Só isso, uma guinada à esquerda, à direita,
E os olhos, sim, ébrios da luz solar,
Veriam aproximar-se o vasto mar,
Se abrindo ao belo corpo como um leito;

Mas com tal desvario de confiar
No teu engenho, pai, antes atraio
Para as frágeis asas de cera o raio
Fulgurante que o sol lança no ar,

Pra que funda com amor tua habilidade
Ao velho e rico dom da gravidade.”

Talvez não seja insensato dizer que há nesse poema certo eco do “Ismália”, de Alphonsus de Guimarães. Lembremo-nos da imagem da lua no céu que se reflete como “outra lua”, no mar, a qual busca Ismália em queda vertiginosa, “ruflando suas asas”. Em todo caso, é um “narcisismo especular” que se apresenta. Se voltarmos novamente ao Livro III das Metamorfoses, veremos que Narciso contempla “dois astros” na fonte prateada que mira. Engana-se. Os “dois astros” que ora vê são reflexos de seus próprios olhos.

Pois bem, falando em olhos e em metamorfoses, Lawrence traduziu de um poeta francês do século XVII, até então desconhecido no Brasil, o livro Metamorfose dos olhos de Fílis em astros (São Paulo: É Realizações, 2016, 96 páginas.). O nome deste poeta: Germain Habert. Um ano antes de dar à luz Engano especular, sob a persona de Salaberry, Lawrence publicou na revista Letras (volume 21, número 43 [jun./dez.]), da Universidade Federal de Santa Maria, um estudo acadêmico intitulado A “Metamorfose dos olhos de Fílis em astros”, de Germain Habert: o narcisismo especular e o poder sem poder. Apenas pelo título do livro de Habert, já se percebe que o autor seiscentista está filiado à tradição ovidiana, à poesia pastoril. Em Fílis, estão mescladas as figuras de Eco e de Narciso, mas também outros mitos, como o do nascimento de Afrodite. Tudo isto fez com que Lawrence estabelecesse um significativo diálogo, em seu estudo, com o artigo The girl by the water: images of  Aphrodite as mediated desire (Anthropoetics 9, nº2, 2004), do pesquisador girardiano Peter T. Koper.
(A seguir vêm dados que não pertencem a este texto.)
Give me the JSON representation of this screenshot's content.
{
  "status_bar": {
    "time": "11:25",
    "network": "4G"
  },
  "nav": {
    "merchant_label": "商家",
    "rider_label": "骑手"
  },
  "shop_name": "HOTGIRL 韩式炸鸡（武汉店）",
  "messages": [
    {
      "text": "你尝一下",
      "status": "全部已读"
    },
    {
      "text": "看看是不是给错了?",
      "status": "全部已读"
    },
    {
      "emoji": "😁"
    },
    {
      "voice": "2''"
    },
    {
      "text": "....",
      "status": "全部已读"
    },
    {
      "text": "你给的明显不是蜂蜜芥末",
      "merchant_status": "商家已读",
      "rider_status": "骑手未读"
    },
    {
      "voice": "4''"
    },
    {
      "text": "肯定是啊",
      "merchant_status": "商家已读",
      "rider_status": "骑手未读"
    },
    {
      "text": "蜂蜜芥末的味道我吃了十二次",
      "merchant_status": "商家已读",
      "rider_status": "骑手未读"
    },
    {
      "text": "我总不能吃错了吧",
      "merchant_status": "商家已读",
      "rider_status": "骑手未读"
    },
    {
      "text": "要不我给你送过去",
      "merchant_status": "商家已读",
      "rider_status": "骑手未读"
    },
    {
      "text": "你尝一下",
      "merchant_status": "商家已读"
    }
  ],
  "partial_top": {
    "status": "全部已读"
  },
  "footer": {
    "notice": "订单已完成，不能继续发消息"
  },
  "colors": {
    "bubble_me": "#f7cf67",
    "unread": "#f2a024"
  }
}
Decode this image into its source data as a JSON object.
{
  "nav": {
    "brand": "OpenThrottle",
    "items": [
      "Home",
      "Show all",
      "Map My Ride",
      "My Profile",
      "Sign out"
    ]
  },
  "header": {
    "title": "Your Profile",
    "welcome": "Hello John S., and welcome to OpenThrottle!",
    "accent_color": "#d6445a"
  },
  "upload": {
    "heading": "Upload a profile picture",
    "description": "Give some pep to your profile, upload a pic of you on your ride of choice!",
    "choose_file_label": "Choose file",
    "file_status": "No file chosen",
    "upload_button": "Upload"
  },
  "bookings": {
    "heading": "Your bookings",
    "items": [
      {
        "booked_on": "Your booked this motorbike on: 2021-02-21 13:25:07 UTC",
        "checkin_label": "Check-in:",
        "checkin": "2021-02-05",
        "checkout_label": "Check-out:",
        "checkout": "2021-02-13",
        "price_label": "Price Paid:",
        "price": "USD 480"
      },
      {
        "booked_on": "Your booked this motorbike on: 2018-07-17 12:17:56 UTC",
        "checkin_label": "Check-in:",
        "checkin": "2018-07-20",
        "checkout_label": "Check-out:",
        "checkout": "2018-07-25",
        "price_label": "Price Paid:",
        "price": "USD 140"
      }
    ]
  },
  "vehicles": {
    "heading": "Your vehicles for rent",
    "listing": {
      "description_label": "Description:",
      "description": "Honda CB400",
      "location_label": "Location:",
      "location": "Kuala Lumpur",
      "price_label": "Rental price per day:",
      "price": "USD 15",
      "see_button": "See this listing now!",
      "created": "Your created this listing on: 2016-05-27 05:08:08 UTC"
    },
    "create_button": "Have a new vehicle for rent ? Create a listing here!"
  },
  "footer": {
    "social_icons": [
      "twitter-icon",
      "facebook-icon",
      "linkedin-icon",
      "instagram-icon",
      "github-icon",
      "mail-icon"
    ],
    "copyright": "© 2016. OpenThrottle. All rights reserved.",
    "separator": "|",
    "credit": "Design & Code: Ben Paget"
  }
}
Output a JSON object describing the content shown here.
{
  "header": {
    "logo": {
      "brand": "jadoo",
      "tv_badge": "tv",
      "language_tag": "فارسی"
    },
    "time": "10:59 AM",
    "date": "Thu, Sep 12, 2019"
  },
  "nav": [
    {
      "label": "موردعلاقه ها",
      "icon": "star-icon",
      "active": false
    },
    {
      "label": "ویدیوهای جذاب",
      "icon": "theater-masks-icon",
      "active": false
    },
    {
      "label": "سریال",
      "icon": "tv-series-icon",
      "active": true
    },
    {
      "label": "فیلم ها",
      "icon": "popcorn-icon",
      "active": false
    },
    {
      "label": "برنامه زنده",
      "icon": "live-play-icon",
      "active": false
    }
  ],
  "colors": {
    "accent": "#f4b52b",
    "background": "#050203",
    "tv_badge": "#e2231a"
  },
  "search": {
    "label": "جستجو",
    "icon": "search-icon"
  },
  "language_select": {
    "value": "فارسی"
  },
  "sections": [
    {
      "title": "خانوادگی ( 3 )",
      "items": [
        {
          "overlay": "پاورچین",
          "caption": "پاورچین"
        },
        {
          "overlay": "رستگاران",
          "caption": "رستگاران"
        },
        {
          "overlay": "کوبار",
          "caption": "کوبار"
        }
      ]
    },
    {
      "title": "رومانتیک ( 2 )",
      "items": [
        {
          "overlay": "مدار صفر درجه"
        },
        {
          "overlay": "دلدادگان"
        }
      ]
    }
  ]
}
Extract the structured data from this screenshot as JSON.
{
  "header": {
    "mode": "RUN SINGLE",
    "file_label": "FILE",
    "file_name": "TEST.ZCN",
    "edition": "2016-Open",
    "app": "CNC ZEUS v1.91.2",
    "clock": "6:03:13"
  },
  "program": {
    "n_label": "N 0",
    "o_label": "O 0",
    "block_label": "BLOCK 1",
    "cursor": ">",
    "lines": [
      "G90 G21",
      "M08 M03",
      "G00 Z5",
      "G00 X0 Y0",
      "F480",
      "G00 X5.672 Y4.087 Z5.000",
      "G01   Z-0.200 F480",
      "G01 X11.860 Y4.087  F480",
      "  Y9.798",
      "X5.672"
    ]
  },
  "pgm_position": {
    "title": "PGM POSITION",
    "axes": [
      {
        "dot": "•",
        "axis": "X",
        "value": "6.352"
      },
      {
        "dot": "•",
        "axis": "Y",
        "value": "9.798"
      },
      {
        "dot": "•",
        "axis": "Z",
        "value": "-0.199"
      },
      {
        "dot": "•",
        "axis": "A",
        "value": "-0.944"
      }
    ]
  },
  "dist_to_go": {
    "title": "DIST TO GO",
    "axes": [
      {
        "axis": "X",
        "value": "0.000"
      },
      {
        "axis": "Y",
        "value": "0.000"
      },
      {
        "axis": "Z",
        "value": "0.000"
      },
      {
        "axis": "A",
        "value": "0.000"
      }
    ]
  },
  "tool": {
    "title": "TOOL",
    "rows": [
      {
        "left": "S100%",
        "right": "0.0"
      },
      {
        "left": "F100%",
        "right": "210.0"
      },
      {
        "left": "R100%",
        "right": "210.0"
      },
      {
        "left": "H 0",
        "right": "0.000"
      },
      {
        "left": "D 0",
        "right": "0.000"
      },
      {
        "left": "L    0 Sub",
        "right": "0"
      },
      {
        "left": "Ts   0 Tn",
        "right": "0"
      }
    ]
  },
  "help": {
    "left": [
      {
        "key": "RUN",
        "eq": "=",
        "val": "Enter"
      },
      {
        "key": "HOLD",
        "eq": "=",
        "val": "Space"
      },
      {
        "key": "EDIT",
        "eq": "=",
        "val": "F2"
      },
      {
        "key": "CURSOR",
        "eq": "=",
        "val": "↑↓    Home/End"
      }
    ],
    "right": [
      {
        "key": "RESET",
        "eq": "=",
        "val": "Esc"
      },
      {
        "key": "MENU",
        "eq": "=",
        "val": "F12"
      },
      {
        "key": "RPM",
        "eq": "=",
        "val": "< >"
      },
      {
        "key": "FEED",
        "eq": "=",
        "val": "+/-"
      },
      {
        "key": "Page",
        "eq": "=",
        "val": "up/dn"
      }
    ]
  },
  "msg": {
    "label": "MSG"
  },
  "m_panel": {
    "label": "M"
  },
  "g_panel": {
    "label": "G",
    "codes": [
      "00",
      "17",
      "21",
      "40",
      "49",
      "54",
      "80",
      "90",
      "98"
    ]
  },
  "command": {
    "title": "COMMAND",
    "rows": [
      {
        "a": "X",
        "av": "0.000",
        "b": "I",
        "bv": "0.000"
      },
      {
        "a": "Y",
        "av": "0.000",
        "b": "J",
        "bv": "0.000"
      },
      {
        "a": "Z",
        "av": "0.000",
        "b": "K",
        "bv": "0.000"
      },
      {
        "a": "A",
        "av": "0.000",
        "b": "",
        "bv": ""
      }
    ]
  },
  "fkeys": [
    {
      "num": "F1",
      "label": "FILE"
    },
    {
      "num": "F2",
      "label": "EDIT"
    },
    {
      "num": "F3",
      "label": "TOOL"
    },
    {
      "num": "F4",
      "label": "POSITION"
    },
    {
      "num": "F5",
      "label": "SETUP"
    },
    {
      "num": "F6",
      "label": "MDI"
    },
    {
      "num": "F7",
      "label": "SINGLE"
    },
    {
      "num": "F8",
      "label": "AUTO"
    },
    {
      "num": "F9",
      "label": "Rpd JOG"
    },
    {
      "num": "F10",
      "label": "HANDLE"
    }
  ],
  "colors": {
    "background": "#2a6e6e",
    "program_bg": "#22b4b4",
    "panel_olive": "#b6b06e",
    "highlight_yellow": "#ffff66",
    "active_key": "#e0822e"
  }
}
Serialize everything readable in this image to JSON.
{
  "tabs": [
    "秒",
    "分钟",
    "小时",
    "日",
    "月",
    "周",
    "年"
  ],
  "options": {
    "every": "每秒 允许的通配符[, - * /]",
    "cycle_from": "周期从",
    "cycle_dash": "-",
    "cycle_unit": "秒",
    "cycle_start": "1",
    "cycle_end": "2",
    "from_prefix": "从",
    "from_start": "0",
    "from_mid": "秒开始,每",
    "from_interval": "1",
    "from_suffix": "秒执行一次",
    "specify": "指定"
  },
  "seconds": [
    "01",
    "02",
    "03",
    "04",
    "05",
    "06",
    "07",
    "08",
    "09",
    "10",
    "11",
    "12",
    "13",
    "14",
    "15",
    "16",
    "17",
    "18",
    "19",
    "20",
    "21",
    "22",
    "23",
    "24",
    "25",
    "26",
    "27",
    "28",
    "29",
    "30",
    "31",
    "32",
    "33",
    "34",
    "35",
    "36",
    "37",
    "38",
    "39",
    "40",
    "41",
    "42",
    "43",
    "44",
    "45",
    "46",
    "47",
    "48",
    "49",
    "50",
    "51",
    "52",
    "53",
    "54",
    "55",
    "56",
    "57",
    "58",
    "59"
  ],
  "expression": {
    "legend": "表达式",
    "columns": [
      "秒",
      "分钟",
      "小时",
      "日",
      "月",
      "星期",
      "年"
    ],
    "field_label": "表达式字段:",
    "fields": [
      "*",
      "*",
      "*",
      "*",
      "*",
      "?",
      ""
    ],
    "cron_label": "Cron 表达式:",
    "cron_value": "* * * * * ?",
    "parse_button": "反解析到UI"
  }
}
Lawrence Flores parece ter imprimido muito do estudo dessa tradução (e da tradição a ela vinculada) na obra de Salaberry. Inclusive, nas traduções de outros poetas que incorporou ao Engano especular, o tema dos olhos que “aprisionam” e que “enganam” está presente. É o caso de “Ces deux yeux Bruns”, soneto de Ronsard, que Salaberry “dissolve” em versos livres. Vejamos o primeiro quarteto:

“Esses dois olhos negros,
Lâmpadas de minha vida,
Sobre meus olhos a expandir
A sua cintilação,
Roubaram-me a liberdade
Para danar-me na mais vil prisão.”

Esta zona mista entre liberdade e prisão, ou salvação e perdição, de que a metáfora dos olhos dá conta, é o “quase nada” que os melhores poetas procuram sempre tatear. Lawrence Salaberry está entre eles, com toda certeza.